Jeh Johnson laid into sanctuary city policies that actively hinder the efforts of immigration officials to enforce U.S. law in the wake of the July shooting death of Kate Steinle in San Francisco.

“It is counterproductive to public safety to have this level of resistance to working with our immigration enforcement personnel,” said Johnson, who is Secretary of Homeland Security, at a Tuesday event in San Francisco, according to the Associated Press.

Five-times deportee, seven-time convicted felon Juan Francisco Lopez-Sanchez stands charged for the July 1 killing of Steinle.

Despite a U.S. Immigration and Customs Enforcement (ICE) hold lodged regarding Lopez-Sanchez in March, sanctuary city policies prompted the Sheriff’s Department to refrain from notifying ICE when Lopez-Sanchez was released back into the U.S. in March.

San Francisco Sheriff Ross Mirkarimi has stated that no ICE detainer request will be automatically honored, and that a court order is required to detain an illegal alien in his city.

“It is simply in my judgment not acceptable to have no policy of cooperation with immigration enforcement. We’re all interested in getting criminals off the streets,” Johnson said Tuesday.

The issue is far from new, as estimates indicate 5,000 Americans a year are victimized in crimes committed by illegal aliens. Breitbart News has reported on families who have lost loved ones under such circumstances.

Sanctuary city policies may prevent city authorities from holding an individual for an extended period of time; however, that generally does not prevent authorities from notifying immigration officials that a illegal alien felon has been detained according to the AP.

Lopez-Sanchez confessed to firing the gun that killed Steinle, but has pleaded not guilty.

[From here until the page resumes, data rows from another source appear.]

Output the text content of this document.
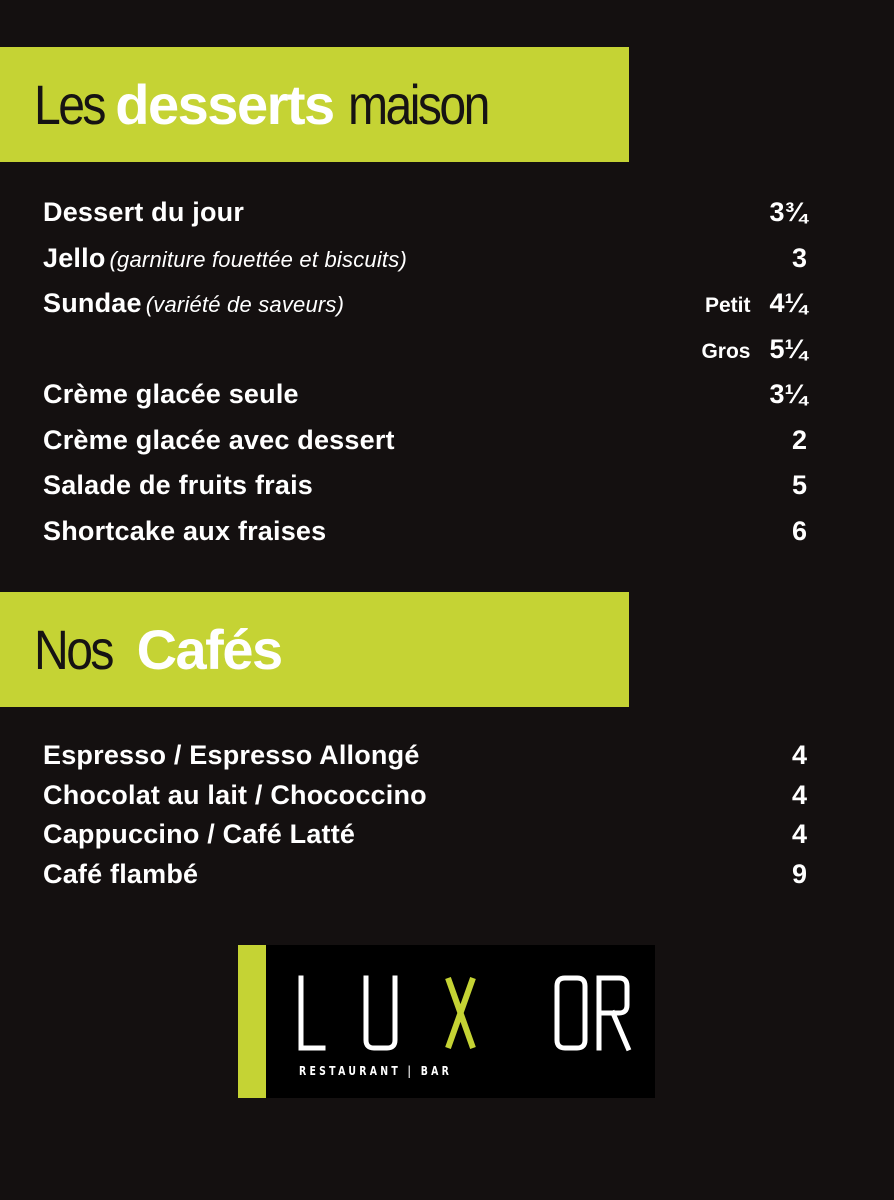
Les desserts maison
Dessert du jour	3¾
Jello (garniture fouettée et biscuits)	3
Sundae (variété de saveurs)	Petit 4¼
Gros 5¼
Crème glacée seule	3¼
Crème glacée avec dessert	2
Salade de fruits frais	5
Shortcake aux fraises	6
Nos Cafés
Espresso / Espresso Allongé	4
Chocolat au lait / Chococcino	4
Cappuccino / Café Latté	4
Café flambé	9
RESTAURANT | BAR
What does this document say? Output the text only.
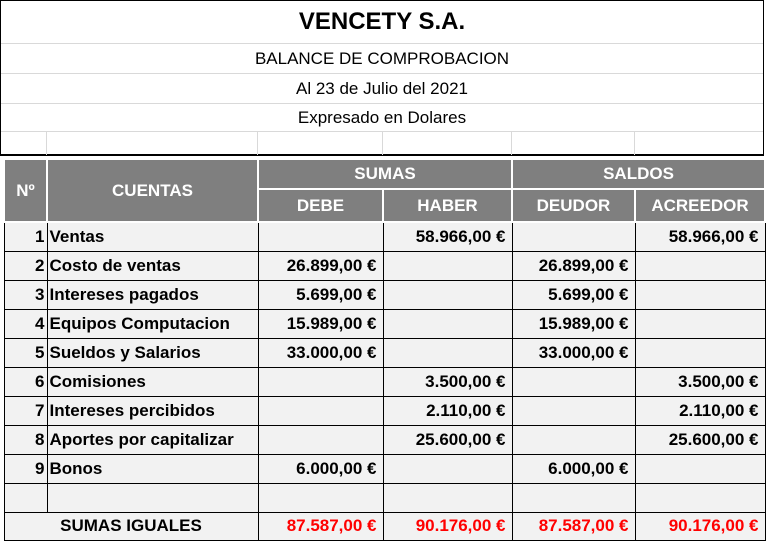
VENCETY S.A.
BALANCE DE COMPROBACION
Al 23 de Julio del 2021
Expresado en Dolares
Nº	CUENTAS	SUMAS		SALDOS	
		DEBE	HABER	DEUDOR	ACREEDOR
1	Ventas		58.966,00 €		58.966,00 €
2	Costo de ventas	26.899,00 €		26.899,00 €	
3	Intereses pagados	5.699,00 €		5.699,00 €	
4	Equipos Computacion	15.989,00 €		15.989,00 €	
5	Sueldos y Salarios	33.000,00 €		33.000,00 €	
6	Comisiones		3.500,00 €		3.500,00 €
7	Intereses percibidos		2.110,00 €		2.110,00 €
8	Aportes por capitalizar		25.600,00 €		25.600,00 €
9	Bonos	6.000,00 €		6.000,00 €	

SUMAS IGUALES		87.587,00 €	90.176,00 €	87.587,00 €	90.176,00 €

Lopez-Sanchez has said that he previously chose San Francisco for its lax immigration enforcement policies.

Sheriff Mirkarimi has argued that sanctuary city policies “make us safer.”

Breitbart News reported last week on figures from Judicial Watch showing that during the period between 2011 and 2015 in San Francisco, as sanctuary city policies expanded, arrests for murder jumped 55 per cent.